New display technology
Intel also talked about its new Intel Low Power Display Technology, which it co-engineered with Sharp and Innolux. The company claims the technology can cut the power consumed by a display in half compared to traditional laptop screens.
"Through continued innovation with the industry, we expect to deliver an additional four to eight hours of local video playback -- that means battery life could be up to 28 hours on some devices," Intel's press release said.
Although this isn't directly related to its core processor technology, Intel is fundamentally a platform company, so it tends to innovate in areas beyond the processor to ensure that systems based on its technologies deliver user-experience improvements. Little things like that can allow Intel-based systems to stand out from the crowd (and that crowd is getting bigger these days), allowing it to defend its market share and even allowing it to, potentially, capture a larger slice of the system bill of materials.
Enthusiast desktop riches
Within the personal computer market, demand and sales continue to grow in the gaming and enthusiast-oriented sub-segment. On Intel's last earnings call, CEO Brian Krzanich said that the client computing group's revenue was "up 3% despite a declining PC [total addressable market]" thanks to "strength in the commercial and enthusiast segments, leading to a strong Core mix."
In other words, because a larger percentage of total personal computers sold are going to businesses and enthusiasts, and because those customers tend to buy pricier computers with more expensive Intel chips, Intel's average chip sales prices rose.
It's little surprise, then, that Intel wants to double down on its efforts in this particular corner of the personal computer market, both to capture the growth opportunities and, quite frankly, to fend off fierce competition.
On this front, Intel announced a new chip called the Core i7-8086K. It's a faster version of the Core i7-8700K that launched in Oct. 2017. While the 8700K runs at a base frequency of 3.7GHz and a turbo speed of 4.7GHz, the 8086K runs at a base speed of 4GHz and a turbo speed of 5GHz (bigger numbers equal better performance).
The 8700K was already easily the best desktop processor out there for gaming, and the 8086K should extend the company's lead.
It's worth noting that Intel says that this is a "limited edition processor," but I suspect that the company will sell them just about as quickly as it can make them. More importantly, though, I think this is exactly the kind of part that can help generate a halo effect around the rest of the company's enthusiast desktop processor lineup.
Beyond the Core i7-8086K, Intel said it plans to introduce a new high-end desktop processor family as well as next-generation mainstream desktop processor parts (likely to be branded 9th generation Core) by the end of 2018.

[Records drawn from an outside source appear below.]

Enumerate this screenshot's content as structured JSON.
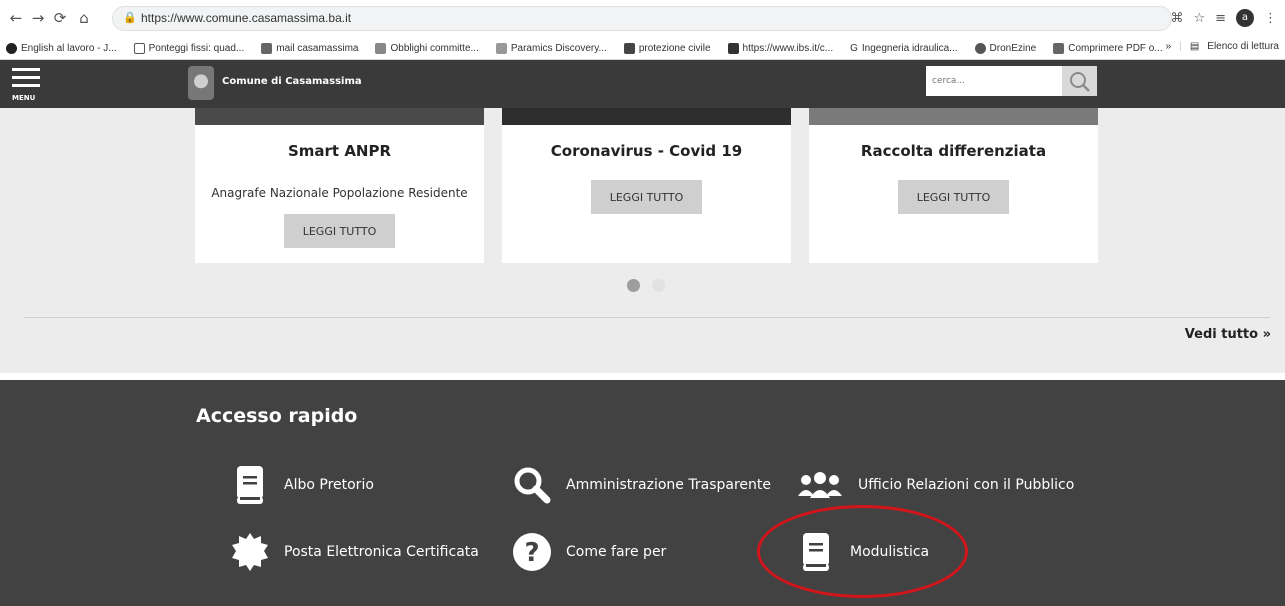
{
  "browser": {
    "url": "https://www.comune.casamassima.ba.it",
    "bookmarks": [
      "English al lavoro - J...",
      "Ponteggi fissi: quad...",
      "mail casamassima",
      "Obblighi committe...",
      "Paramics Discovery...",
      "protezione civile",
      "https://www.ibs.it/c...",
      "Ingegneria idraulica...",
      "DronEzine",
      "Comprimere PDF o..."
    ],
    "bookmarks_overflow": "»",
    "reading_list": "Elenco di lettura",
    "avatar_letter": "a"
  },
  "header": {
    "menu_label": "MENU",
    "site_title": "Comune di Casamassima",
    "search_placeholder": "cerca..."
  },
  "cards": [
    {
      "title": "Smart ANPR",
      "description": "Anagrafe Nazionale Popolazione Residente",
      "button": "LEGGI TUTTO"
    },
    {
      "title": "Coronavirus - Covid 19",
      "description": "",
      "button": "LEGGI TUTTO"
    },
    {
      "title": "Raccolta differenziata",
      "description": "",
      "button": "LEGGI TUTTO"
    }
  ],
  "carousel": {
    "pages": 2,
    "active": 1
  },
  "vedi_tutto": "Vedi tutto »",
  "accesso_rapido": {
    "title": "Accesso rapido",
    "items": [
      {
        "label": "Albo Pretorio",
        "icon": "book-icon"
      },
      {
        "label": "Amministrazione Trasparente",
        "icon": "search-icon"
      },
      {
        "label": "Ufficio Relazioni con il Pubblico",
        "icon": "group-icon"
      },
      {
        "label": "Posta Elettronica Certificata",
        "icon": "seal-icon"
      },
      {
        "label": "Come fare per",
        "icon": "question-icon"
      },
      {
        "label": "Modulistica",
        "icon": "book-icon"
      }
    ]
  },
  "colors": {
    "header_bg": "#3a3a3a",
    "footer_bg": "#424242",
    "button_bg": "#cfcfcf",
    "annotation": "#d2141b"
  }
}
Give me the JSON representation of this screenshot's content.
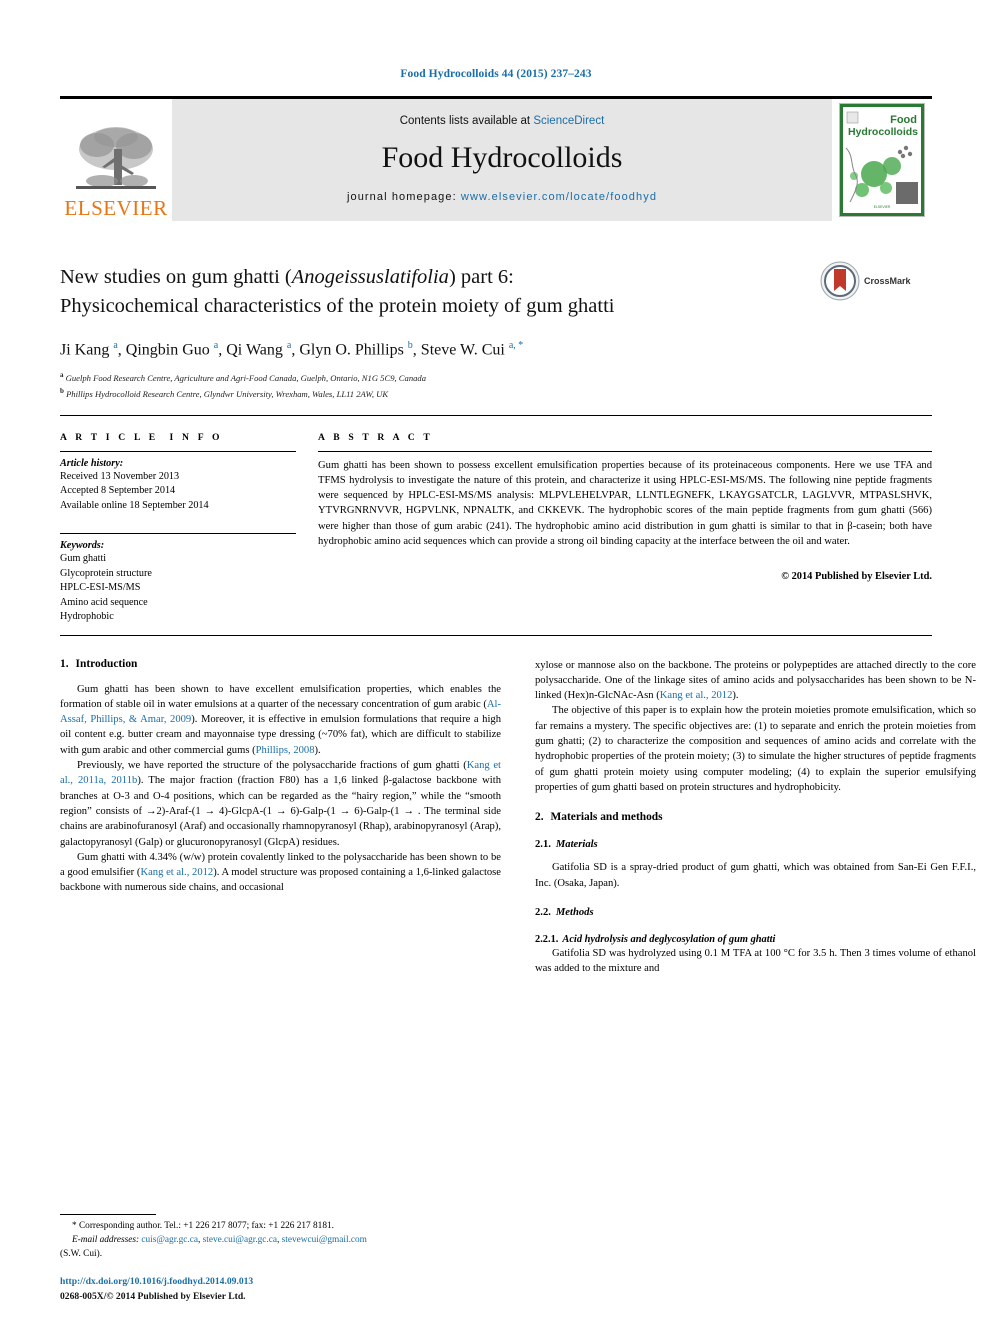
{
  "running_head": "Food Hydrocolloids 44 (2015) 237–243",
  "masthead": {
    "publisher": "ELSEVIER",
    "contents_prefix": "Contents lists available at ",
    "contents_link": "ScienceDirect",
    "journal_title": "Food Hydrocolloids",
    "homepage_prefix": "journal homepage: ",
    "homepage_url": "www.elsevier.com/locate/foodhyd",
    "cover_title_line1": "Food",
    "cover_title_line2": "Hydrocolloids",
    "accent_color": "#1a6ea8",
    "elsevier_orange": "#e87511",
    "band_gray": "#e6e6e6"
  },
  "title": {
    "line1_a": "New studies on gum ghatti (",
    "line1_italic": "Anogeissuslatifolia",
    "line1_b": ") part 6:",
    "line2": "Physicochemical characteristics of the protein moiety of gum ghatti",
    "crossmark_label": "CrossMark"
  },
  "authors": {
    "list": "Ji Kang a, Qingbin Guo a, Qi Wang a, Glyn O. Phillips b, Steve W. Cui a, *",
    "affiliation_a": "Guelph Food Research Centre, Agriculture and Agri-Food Canada, Guelph, Ontario, N1G 5C9, Canada",
    "affiliation_b": "Phillips Hydrocolloid Research Centre, Glyndwr University, Wrexham, Wales, LL11 2AW, UK",
    "marker_a": "a",
    "marker_b": "b"
  },
  "article_info": {
    "heading": "ARTICLE INFO",
    "history_label": "Article history:",
    "history": [
      "Received 13 November 2013",
      "Accepted 8 September 2014",
      "Available online 18 September 2014"
    ],
    "keywords_label": "Keywords:",
    "keywords": [
      "Gum ghatti",
      "Glycoprotein structure",
      "HPLC-ESI-MS/MS",
      "Amino acid sequence",
      "Hydrophobic"
    ]
  },
  "abstract": {
    "heading": "ABSTRACT",
    "text": "Gum ghatti has been shown to possess excellent emulsification properties because of its proteinaceous components. Here we use TFA and TFMS hydrolysis to investigate the nature of this protein, and characterize it using HPLC-ESI-MS/MS. The following nine peptide fragments were sequenced by HPLC-ESI-MS/MS analysis: MLPVLEHELVPAR, LLNTLEGNEFK, LKAYGSATCLR, LAGLVVR, MTPASLSHVK, YTVRGNRNVVR, HGPVLNK, NPNALTK, and CKKEVK. The hydrophobic scores of the main peptide fragments from gum ghatti (566) were higher than those of gum arabic (241). The hydrophobic amino acid distribution in gum ghatti is similar to that in β-casein; both have hydrophobic amino acid sequences which can provide a strong oil binding capacity at the interface between the oil and water.",
    "copyright": "© 2014 Published by Elsevier Ltd."
  },
  "sections": {
    "intro_num": "1.",
    "intro_title": "Introduction",
    "methods_num": "2.",
    "methods_title": "Materials and methods",
    "materials_num": "2.1.",
    "materials_title": "Materials",
    "methods_sub_num": "2.2.",
    "methods_sub_title": "Methods",
    "acid_num": "2.2.1.",
    "acid_title": "Acid hydrolysis and deglycosylation of gum ghatti"
  },
  "body": {
    "left_p1_a": "Gum ghatti has been shown to have excellent emulsification properties, which enables the formation of stable oil in water emulsions at a quarter of the necessary concentration of gum arabic (",
    "left_p1_ref1": "Al-Assaf, Phillips, & Amar, 2009",
    "left_p1_b": "). Moreover, it is effective in emulsion formulations that require a high oil content e.g. butter cream and mayonnaise type dressing (~70% fat), which are difficult to stabilize with gum arabic and other commercial gums (",
    "left_p1_ref2": "Phillips, 2008",
    "left_p1_c": ").",
    "left_p2_a": "Previously, we have reported the structure of the polysaccharide fractions of gum ghatti (",
    "left_p2_ref1": "Kang et al., 2011a, 2011b",
    "left_p2_b": "). The major fraction (fraction F80) has a 1,6 linked β-galactose backbone with branches at O-3 and O-4 positions, which can be regarded as the “hairy region,” while the “smooth region” consists of →2)-Araf-(1 → 4)-GlcpA-(1 → 6)-Galp-(1 → 6)-Galp-(1 → . The terminal side chains are arabinofuranosyl (Araf) and occasionally rhamnopyranosyl (Rhap), arabinopyranosyl (Arap), galactopyranosyl (Galp) or glucuronopyranosyl (GlcpA) residues.",
    "left_p3_a": "Gum ghatti with 4.34% (w/w) protein covalently linked to the polysaccharide has been shown to be a good emulsifier (",
    "left_p3_ref1": "Kang et al., 2012",
    "left_p3_b": "). A model structure was proposed containing a 1,6-linked galactose backbone with numerous side chains, and occasional",
    "right_p1_a": "xylose or mannose also on the backbone. The proteins or polypeptides are attached directly to the core polysaccharide. One of the linkage sites of amino acids and polysaccharides has been shown to be N-linked (Hex)n-GlcNAc-Asn (",
    "right_p1_ref1": "Kang et al., 2012",
    "right_p1_b": ").",
    "right_p2": "The objective of this paper is to explain how the protein moieties promote emulsification, which so far remains a mystery. The specific objectives are: (1) to separate and enrich the protein moieties from gum ghatti; (2) to characterize the composition and sequences of amino acids and correlate with the hydrophobic properties of the protein moiety; (3) to simulate the higher structures of peptide fragments of gum ghatti protein moiety using computer modeling; (4) to explain the superior emulsifying properties of gum ghatti based on protein structures and hydrophobicity.",
    "right_materials_p": "Gatifolia SD is a spray-dried product of gum ghatti, which was obtained from San-Ei Gen F.F.I., Inc. (Osaka, Japan).",
    "right_acid_p": "Gatifolia SD was hydrolyzed using 0.1 M TFA at 100 °C for 3.5 h. Then 3 times volume of ethanol was added to the mixture and"
  },
  "footnote": {
    "corresponding": "* Corresponding author. Tel.: +1 226 217 8077; fax: +1 226 217 8181.",
    "email_label": "E-mail addresses:",
    "email1": "cuis@agr.gc.ca",
    "email2": "steve.cui@agr.gc.ca",
    "email3": "stevewcui@gmail.com",
    "email_suffix": "(S.W. Cui).",
    "doi": "http://dx.doi.org/10.1016/j.foodhyd.2014.09.013",
    "issn": "0268-005X/© 2014 Published by Elsevier Ltd."
  }
}
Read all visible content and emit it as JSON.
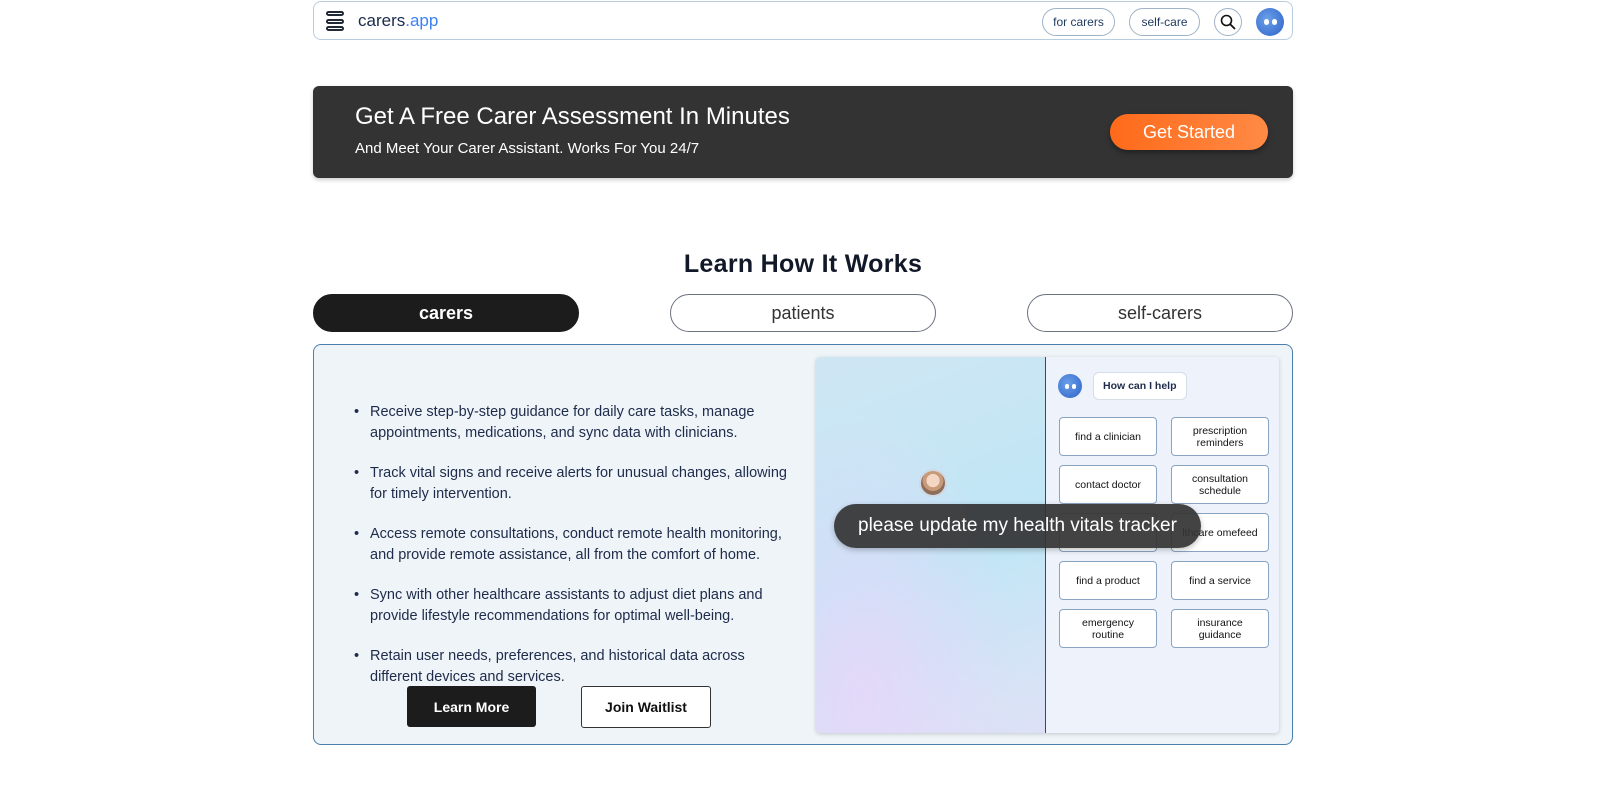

Ultimately, I think Intel's current enthusiast desktop processor lineup is strengthened by the addition of the i7-8086K, and things could get even better on that front when the new high-end desktop and 9th generation Core desktop processors launch.
We're seeing Intel slowly but surely get more in tune with its customer base, particularly with those buyers who are the most enthusiastic about its products (e.g., gamers). On top of that, Intel's news releases focused a lot more than previous ones on processors and computer technology -- the company's core business -- rather than on fluffier subjects like drones or niche use cases.
Although I'm hesitant to make a firm call yet, I think Intel is coming back to its senses and realizing that it's a processor company first, and that consumers and investors are most interested in what it has to say when it talks about how it's bringing leadership offerings to the market.